Updated: 1:32 p.m. ET Nov. 2, 2005
ATLANTA - A woman accused of helping her husband kill their 8-year-old to rid her of a demon pleaded guilty to murder Tuesday. 

Valerie Carey, 29, was sentenced to life in prison for the Jan. 19, 2004, stabbing and strangling of Quimani Carey at a downtown Atlanta motel. 

Carey and her husband, Christopher, were found walking down busy Piedmont Avenue naked in freezing temperatures with their two other children, then 6 and 2, on their shoulders. 


Police discovered Quimani on the floor of their motel room. Pages ripped from the Bible were thrown on and around her body, and her arms were broken. 

Prosecutors said Christopher Carey had stabbed her with a knife until it broke, while she tried to fight back. 

Valerie Carey held the girl while her husband broke her arms, and then she strangled Quimani. 

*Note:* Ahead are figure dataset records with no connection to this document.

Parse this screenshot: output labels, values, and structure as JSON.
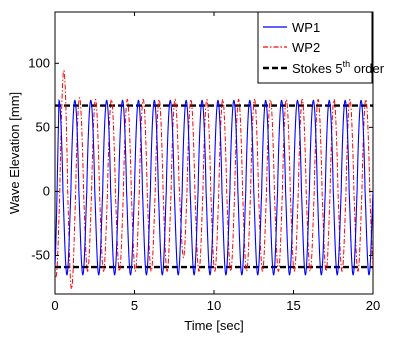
{
  "chart_data": {
    "type": "line",
    "xlabel": "Time [sec]",
    "ylabel": "Wave Elevation [mm]",
    "xlim": [
      0,
      20
    ],
    "ylim": [
      -80,
      140
    ],
    "xticks": [
      0,
      5,
      10,
      15,
      20
    ],
    "yticks": [
      -50,
      0,
      50,
      100
    ],
    "grid": false,
    "legend_position": "top-right",
    "wave_period_sec": 1.0,
    "series": [
      {
        "name": "WP1",
        "color": "#0000ff",
        "style": "solid",
        "mean": 0,
        "amplitude_crest": 71,
        "amplitude_trough": -65,
        "period": 1.0
      },
      {
        "name": "WP2",
        "color": "#ff0000",
        "style": "dashdot",
        "mean": 0,
        "amplitude_crest": 70,
        "amplitude_trough": -64,
        "period": 1.0,
        "initial_peak": 96,
        "initial_trough": -77,
        "peak_at_8s": 86
      },
      {
        "name": "Stokes 5th order",
        "color": "#000000",
        "style": "dashed",
        "crest_level": 67,
        "trough_level": -59
      }
    ],
    "legend": {
      "wp1": "WP1",
      "wp2": "WP2",
      "stokes_main": "Stokes 5",
      "stokes_sup": "th",
      "stokes_tail": " order"
    }
  }
}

Valerie Carey believed that her family would be transported to a planet inhabited by red dragons after Quimani was killed, and spread out her arms waiting to fly off, according to one of her attorneys, Susan Wardell. 

Mother had a troubled history
After undergoing treatment while in prison, Valerie Carey, who has a long history of mental illness, said she now understands what happened and mourns Quimani's death, blaming it on her husband. 

"He kept us isolated and trapped in a different world," she told the judge. "That was my baby. He took her from me and ruined my life." 

The family kept moving into cheap motels and homeless shelters, where the children were deprived of food and bathing, Fulton prosecutor Anna Green said. 

She added that Christopher Carey also beat the children, especially Quimani, who asked to go to school. 

As part of a plea agreement, Valerie Carey, agreed to testify against her 31-year-old husband. 

He remains jailed without bond and faces a possible death penalty unless he agrees to plead guilty.


----------